One of the best things about working in the TIME lab is being able to witness a variety of science projects firsthand. Instead of only learning more about your area of research, you have the opportunity to learn about nine other drastically different areas of science. While these projects are very different, they often have overlap which creates a cohesiveness within the classroom.
Brella experienced this firsthand in the recent weeks. As we read more literature on consortium culturing in relation to biofuel, we kept coming across a common fungus- Trichoderma. As we began discussing this more in class, our neighboring team informed us that they had running cultures of this fungus from last year. We were so excited that they were willing to share their cultures with us so we could pursue our project in a new direction!
The competition is always fierce in the TIME classroom, but we also look out for each other. The collaboration that results from working side by side is irreplaceable experience for us and results in great additions to our projects.
The constant thought throughout this semester is “What are we doing?” Sometimes the answer is clear, while other times it takes a lot of thought. Already, Team Brella (Bryce, Eliza, and Lauren) has made a radical change to our plan. Upon further inspection of our original project proposal, we realized that it was not realistic because of our time constraints. We were so ready to begin our project, but instead we went back to the drawing board. With the help of Eliza’s perfectly organized diagrams, we came up with a new and improved plan that still works towards our goal. This is a classic situation that happens in science research. The possibilities excite and overwhelm us and we get a little dazed by them. But taking a step back and considering how realistic the project is really helps ground our ideas and makes for a great project. I can’t wait to see what happens this semester!

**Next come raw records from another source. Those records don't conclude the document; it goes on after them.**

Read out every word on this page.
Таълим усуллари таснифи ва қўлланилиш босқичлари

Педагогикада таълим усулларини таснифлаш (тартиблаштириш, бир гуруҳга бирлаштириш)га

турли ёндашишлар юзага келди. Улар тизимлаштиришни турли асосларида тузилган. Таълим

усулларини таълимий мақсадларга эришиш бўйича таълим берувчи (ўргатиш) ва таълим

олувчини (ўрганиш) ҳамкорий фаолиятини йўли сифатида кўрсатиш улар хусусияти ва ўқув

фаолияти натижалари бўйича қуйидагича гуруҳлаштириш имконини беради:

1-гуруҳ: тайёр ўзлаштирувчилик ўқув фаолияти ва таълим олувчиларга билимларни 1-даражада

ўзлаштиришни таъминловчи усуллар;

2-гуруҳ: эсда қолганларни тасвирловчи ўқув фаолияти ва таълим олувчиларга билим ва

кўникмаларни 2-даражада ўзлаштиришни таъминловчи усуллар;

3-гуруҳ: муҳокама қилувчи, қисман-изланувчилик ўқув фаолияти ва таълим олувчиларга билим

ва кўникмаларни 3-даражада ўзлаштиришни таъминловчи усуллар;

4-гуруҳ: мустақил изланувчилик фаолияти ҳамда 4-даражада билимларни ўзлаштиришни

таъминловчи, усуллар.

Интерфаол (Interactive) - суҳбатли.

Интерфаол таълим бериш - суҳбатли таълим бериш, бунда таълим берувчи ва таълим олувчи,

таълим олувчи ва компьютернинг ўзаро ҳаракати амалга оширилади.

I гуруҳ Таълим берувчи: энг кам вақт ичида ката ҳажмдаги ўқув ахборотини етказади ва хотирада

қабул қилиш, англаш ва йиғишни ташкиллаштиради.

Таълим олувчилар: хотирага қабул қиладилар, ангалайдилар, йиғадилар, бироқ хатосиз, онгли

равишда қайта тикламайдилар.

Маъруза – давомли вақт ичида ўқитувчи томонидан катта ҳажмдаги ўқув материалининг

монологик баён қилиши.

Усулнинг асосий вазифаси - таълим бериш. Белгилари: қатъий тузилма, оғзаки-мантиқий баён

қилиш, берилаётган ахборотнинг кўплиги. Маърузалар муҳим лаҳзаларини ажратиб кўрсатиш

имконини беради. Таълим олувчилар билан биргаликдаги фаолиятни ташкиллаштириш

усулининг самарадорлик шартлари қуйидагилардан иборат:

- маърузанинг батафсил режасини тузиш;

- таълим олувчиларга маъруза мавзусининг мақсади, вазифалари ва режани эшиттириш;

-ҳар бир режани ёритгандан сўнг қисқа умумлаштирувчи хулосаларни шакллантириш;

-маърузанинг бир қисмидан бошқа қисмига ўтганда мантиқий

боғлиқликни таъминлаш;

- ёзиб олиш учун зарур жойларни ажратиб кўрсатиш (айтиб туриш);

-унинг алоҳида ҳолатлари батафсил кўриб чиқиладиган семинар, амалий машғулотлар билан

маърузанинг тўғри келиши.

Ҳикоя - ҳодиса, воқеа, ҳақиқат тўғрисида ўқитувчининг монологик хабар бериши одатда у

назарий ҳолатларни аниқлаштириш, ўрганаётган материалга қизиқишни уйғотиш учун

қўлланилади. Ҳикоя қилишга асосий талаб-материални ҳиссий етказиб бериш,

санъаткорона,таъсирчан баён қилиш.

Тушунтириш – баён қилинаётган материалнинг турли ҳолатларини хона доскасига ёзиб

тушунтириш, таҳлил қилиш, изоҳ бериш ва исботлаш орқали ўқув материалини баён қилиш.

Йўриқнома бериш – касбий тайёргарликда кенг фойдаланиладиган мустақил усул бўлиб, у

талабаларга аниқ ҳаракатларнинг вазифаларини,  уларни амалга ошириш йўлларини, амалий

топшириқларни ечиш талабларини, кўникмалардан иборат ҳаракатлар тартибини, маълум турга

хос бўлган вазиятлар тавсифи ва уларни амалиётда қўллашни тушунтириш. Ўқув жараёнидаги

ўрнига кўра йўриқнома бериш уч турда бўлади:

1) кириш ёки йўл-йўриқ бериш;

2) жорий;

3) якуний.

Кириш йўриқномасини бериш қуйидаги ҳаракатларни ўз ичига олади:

Recently, Jolizen has finally isolated an enzyme! We isolated cellobiase, an enzyme that breaks down a type of cellulose, We visited a local lab, called PharmAgra, that does pharmaceutical research. They have larger centrifuges available for our use. We took our fungus over after we added ammonium sulfate that was used to make the proteins a solid. After it was spun at 900 rotations per minute, the proteins all stuck to one side of the bottle. We tested the proteins, and they tested positive to be cellobiase! We could tell because when cellobiase is present, the solution turns yellow.

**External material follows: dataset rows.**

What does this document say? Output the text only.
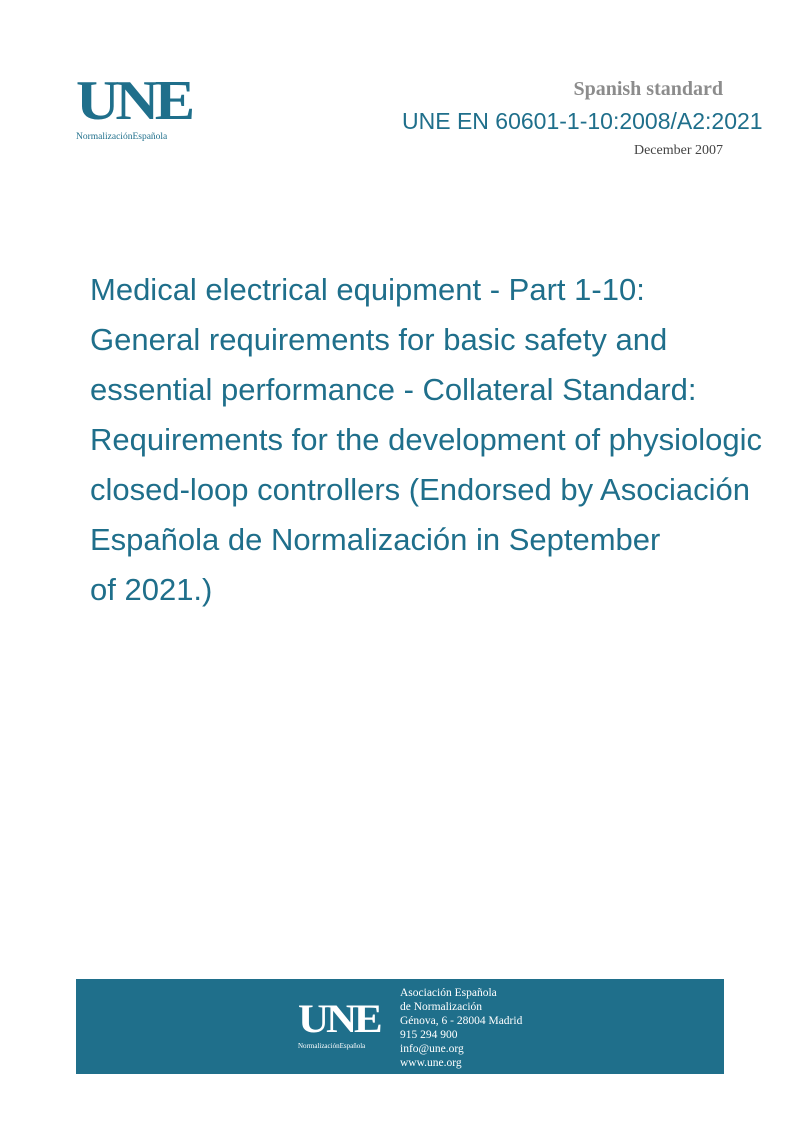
UNE
NormalizaciónEspañola
Spanish standard
UNE EN 60601-1-10:2008/A2:2021
December 2007
Medical electrical equipment - Part 1-10:
General requirements for basic safety and
essential performance - Collateral Standard:
Requirements for the development of physiologic
closed-loop controllers (Endorsed by Asociación
Española de Normalización in September
of 2021.)
UNE
NormalizaciónEspañola
Asociación Española
de Normalización
Génova, 6 - 28004 Madrid
915 294 900
info@une.org
www.une.org
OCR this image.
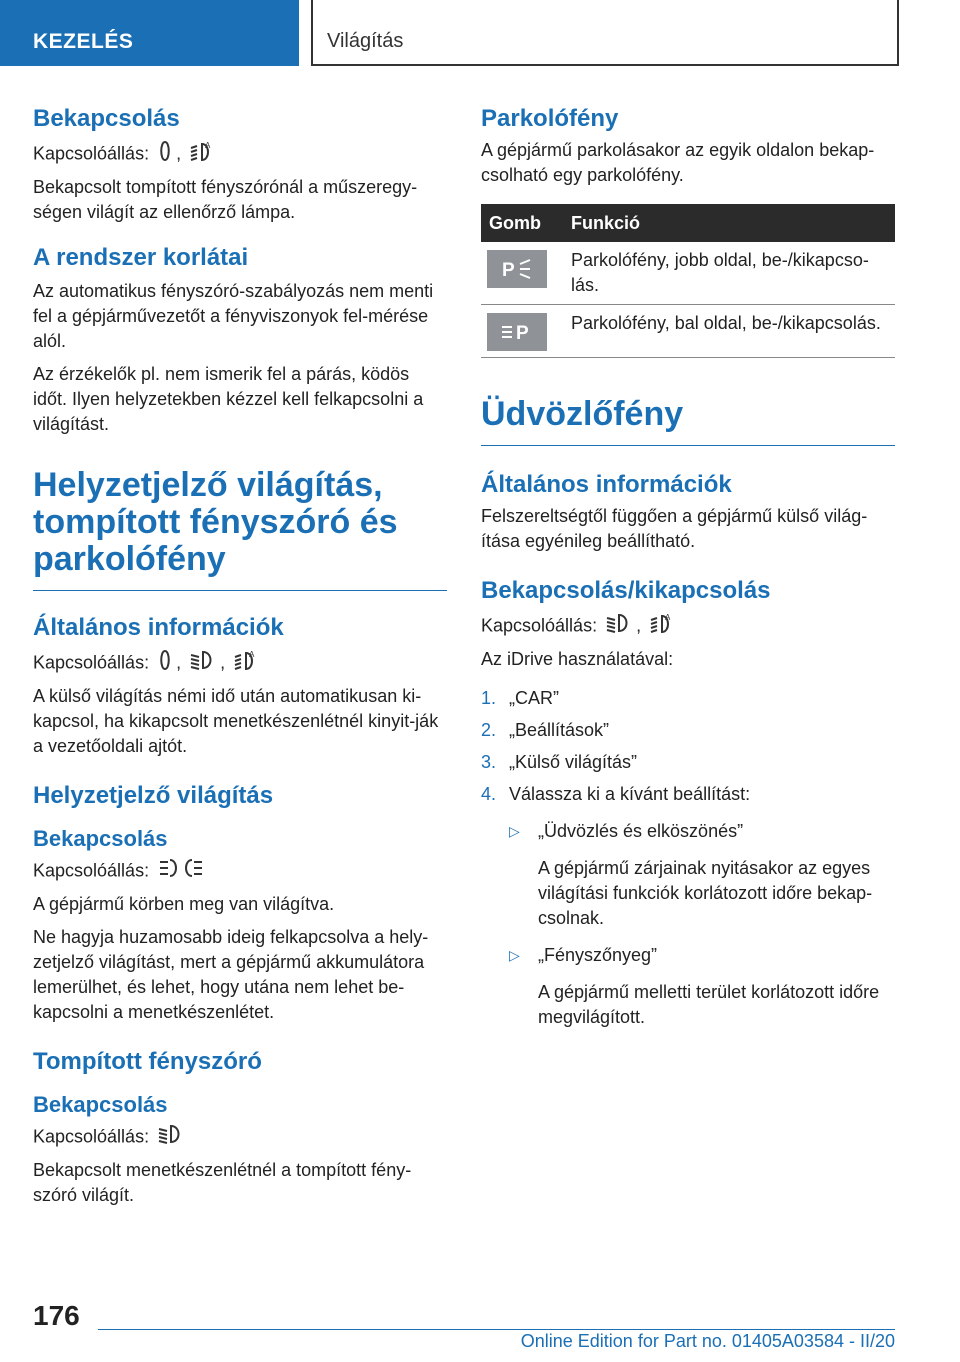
KEZELÉS	Világítás
Bekapcsolás

Kapcsolóállás: , A

Bekapcsolt tompított fényszórónál a műszeregy-ségen világít az ellenőrző lámpa.

A rendszer korlátai

Az automatikus fényszóró-szabályozás nem menti fel a gépjárművezetőt a fényviszonyok fel-mérése alól.

Az érzékelők pl. nem ismerik fel a párás, ködös időt. Ilyen helyzetekben kézzel kell felkapcsolni a világítást.

Helyzetjelző világítás, tompított fényszóró és parkolófény
Általános információk

Kapcsolóállás: , , A

A külső világítás némi idő után automatikusan ki-kapcsol, ha kikapcsolt menetkészenlétnél kinyit-ják a vezetőoldali ajtót.

Helyzetjelző világítás
Bekapcsolás

Kapcsolóállás:

A gépjármű körben meg van világítva.

Ne hagyja huzamosabb ideig felkapcsolva a hely-zetjelző világítást, mert a gépjármű akkumulátora lemerülhet, és lehet, hogy utána nem lehet be-kapcsolni a menetkészenlétet.

Tompított fényszóró
Bekapcsolás

Kapcsolóállás:

Bekapcsolt menetkészenlétnél a tompított fény-szóró világít.

Parkolófény

A gépjármű parkolásakor az egyik oldalon bekap-csolható egy parkolófény.

Gomb	Funkció

P	Parkolófény, jobb oldal, be-/kikapcso-lás.

P	Parkolófény, bal oldal, be-/kikapcsolás.
Üdvözlőfény
Általános információk

Felszereltségtől függően a gépjármű külső világ-ítása egyénileg beállítható.

Bekapcsolás/kikapcsolás

Kapcsolóállás: , A

Az iDrive használatával:

1. „CAR”
2. „Beállítások”
3. „Külső világítás”
4. Válassza ki a kívánt beállítást:
▷ „Üdvözlés és elköszönés”
A gépjármű zárjainak nyitásakor az egyes világítási funkciók korlátozott időre bekap-csolnak.
▷ „Fényszőnyeg”
A gépjármű melletti terület korlátozott időre megvilágított.
176
Online Edition for Part no. 01405A03584 - II/20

Eureka! We have found a method to culture our endophytes that works for different tests, and grows faster than on plates. A liquid shake culture is made by putting broth into a flask and putting it on a machine that rotates the cultures. This causes aeration which makes the endophytes grow faster! Now, Jolizen is also able to test for the presence of enzymes using a Biorad test. Once we detect the enzymes, we will use the shake cultures to start isolating the enzymes out of the fungi! Its a bit of a race to have everything cultured, and our enzyme isolation methods down pat before turkey day.
Now that project proposals are over, the real work begins! It is hectic and confusing in the TIME classroom because everyone is trying to figure out our first step. For Jolizen (Joe, Eliza, and Lauren), we are rolling in paper. This year, we are looking at growing endophytes, a type of fungus that mutualistically lives in and around the cell wall of plants, on a paper culture. In order to do this, we will use shredded paper to make a culture.